An outsider looks at Daleys, asks if the era is really over

9 Mar

Chicago's mayor Richard M. Daley. (Photo courtesy of Creative Commons)

By Marin Kolev

(This opinion piece is by Marin Kolev, a graduate student from Bulgaria in the College of Communication.)

After 43 years of reign, the mighty Daley Regime in Chicago ended. On Feb. 22, Rahm Emanuel changed the history of the Windy City.

Last Sept. 7, Richard M. Daley announced that he was not going to run for re-election. We all got caught in a whirlwind of news, names of prospective candidates and predictions. Names were dropped in and out every day from the list of candidates. Chicago got into a campaign mode with candidates everywhere greeting people.

When we talk about politics and elections, there is always that sense of expectation for discussions, serious talk, platforms, breakdowns of issues and social problems. On the contrary, during the 2011 mayoral election in Chicago, local media outlets focused on dramatic events.

Emanuel made the most fuss with his residency issues. People talked about his residency more than about his ideas of how to fix the budget deficit of the city, the corruption or the crime rate.
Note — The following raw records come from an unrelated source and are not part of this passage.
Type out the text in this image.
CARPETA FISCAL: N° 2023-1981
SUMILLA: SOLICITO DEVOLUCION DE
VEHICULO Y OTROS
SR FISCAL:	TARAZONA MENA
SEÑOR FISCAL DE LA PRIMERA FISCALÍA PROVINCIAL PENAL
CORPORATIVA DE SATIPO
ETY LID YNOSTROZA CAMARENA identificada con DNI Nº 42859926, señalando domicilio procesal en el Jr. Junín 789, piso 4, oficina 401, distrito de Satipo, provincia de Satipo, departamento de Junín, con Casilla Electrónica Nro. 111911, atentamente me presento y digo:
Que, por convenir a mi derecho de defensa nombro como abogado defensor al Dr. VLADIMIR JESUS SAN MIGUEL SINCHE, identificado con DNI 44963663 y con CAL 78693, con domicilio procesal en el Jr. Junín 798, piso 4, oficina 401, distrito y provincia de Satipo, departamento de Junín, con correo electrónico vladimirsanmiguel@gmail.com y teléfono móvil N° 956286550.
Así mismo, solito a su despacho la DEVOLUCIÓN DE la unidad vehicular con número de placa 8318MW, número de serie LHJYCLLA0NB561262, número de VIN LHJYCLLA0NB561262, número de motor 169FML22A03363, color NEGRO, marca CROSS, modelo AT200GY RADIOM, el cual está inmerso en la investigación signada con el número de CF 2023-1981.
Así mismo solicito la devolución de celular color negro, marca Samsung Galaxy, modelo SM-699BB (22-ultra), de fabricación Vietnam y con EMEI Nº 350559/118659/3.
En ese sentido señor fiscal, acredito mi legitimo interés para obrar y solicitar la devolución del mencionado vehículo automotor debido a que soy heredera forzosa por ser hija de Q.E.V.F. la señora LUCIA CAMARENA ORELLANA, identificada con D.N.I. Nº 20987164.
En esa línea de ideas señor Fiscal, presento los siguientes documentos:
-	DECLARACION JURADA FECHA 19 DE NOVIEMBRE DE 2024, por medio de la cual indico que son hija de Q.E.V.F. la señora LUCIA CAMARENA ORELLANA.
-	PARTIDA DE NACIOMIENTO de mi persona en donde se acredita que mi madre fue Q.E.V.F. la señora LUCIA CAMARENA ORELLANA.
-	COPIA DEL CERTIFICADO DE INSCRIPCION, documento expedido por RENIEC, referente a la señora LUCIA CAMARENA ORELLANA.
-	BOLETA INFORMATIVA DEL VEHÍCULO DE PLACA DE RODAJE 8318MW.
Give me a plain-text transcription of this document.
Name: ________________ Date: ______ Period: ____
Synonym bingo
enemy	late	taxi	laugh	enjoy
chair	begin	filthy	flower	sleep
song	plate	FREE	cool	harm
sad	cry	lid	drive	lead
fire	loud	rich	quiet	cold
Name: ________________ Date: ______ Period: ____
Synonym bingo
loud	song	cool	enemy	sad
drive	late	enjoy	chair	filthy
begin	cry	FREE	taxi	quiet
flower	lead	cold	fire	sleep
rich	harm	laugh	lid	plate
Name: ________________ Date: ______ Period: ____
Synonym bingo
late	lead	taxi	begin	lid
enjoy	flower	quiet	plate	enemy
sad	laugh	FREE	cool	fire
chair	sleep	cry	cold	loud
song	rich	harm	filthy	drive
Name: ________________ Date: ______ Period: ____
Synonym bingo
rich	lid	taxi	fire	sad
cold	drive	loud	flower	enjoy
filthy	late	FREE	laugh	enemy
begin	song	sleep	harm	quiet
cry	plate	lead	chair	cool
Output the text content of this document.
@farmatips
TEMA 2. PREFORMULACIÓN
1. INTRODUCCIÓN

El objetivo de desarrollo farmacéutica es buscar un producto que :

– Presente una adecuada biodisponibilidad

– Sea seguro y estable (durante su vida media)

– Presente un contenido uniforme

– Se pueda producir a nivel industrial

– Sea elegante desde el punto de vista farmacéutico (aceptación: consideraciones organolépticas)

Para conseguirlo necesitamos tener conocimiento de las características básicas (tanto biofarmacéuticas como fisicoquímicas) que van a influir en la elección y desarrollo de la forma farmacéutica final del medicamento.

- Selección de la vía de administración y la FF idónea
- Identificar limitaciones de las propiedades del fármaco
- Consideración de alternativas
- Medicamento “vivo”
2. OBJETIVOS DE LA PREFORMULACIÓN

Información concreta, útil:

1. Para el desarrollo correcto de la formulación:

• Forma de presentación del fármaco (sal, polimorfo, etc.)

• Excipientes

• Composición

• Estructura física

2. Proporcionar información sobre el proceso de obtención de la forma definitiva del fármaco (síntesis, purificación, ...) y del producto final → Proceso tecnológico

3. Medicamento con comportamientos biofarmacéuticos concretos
Carol Mosley Braun, on the other hand, tried to get more attention with her statement that she was bullied as a child. Then we had to hear the name of the girl that bullied her and find out if that was true or not.

All of that was unnecessary and of zero importance for Chicago’s future. Residents could stop watching Bravo’s Real Housewives. They had a new show: The Real Mayors of Chicago.

There is no doubt that the 2011 election is a historic event for the Windy city. For the past 56 years there hasn’t been a mayoral election in Chicago without an incumbent candidate.

Since 1955, when Richard J. Daley came into office, there have been only five people that separated father and son on that position. Two were not even elected by the people, but from the city council because of Harold Washington’s death.

I was born in 1985 in Bulgaria during a communist regime that lasted for 45 years. Being an international observer of the American democratic society, I can see that people are scared of communism here.

But I find it funny that the mayoral monopoly of Chicago in the hands of the Daley family lasted almost as long as the Communist regime in an Eastern European country. It is also funny that, 1989 is the year when Communism in my home country collapsed and Richard M. Daley took the reign over Chicago.

In my opinion, Communism, Socialism and democracy are platforms in politics used as labels. And sometimes dictatorship is disguised behind these labels.

With the current events in Egypt, we can see that the only power that can terminate a dictatorship is the civic society. Richard M. Daley ended his political era by himself, and then everything was in the hands of Chicagoans.

But is it really the end of the Daley Regime for Chicago?

Brother William M. Daley just replaced Rahm Emanuel as a Chief of Staff in the White House and we still have another brother, John P. Daley remaining on the Cook County Board of Commissioners.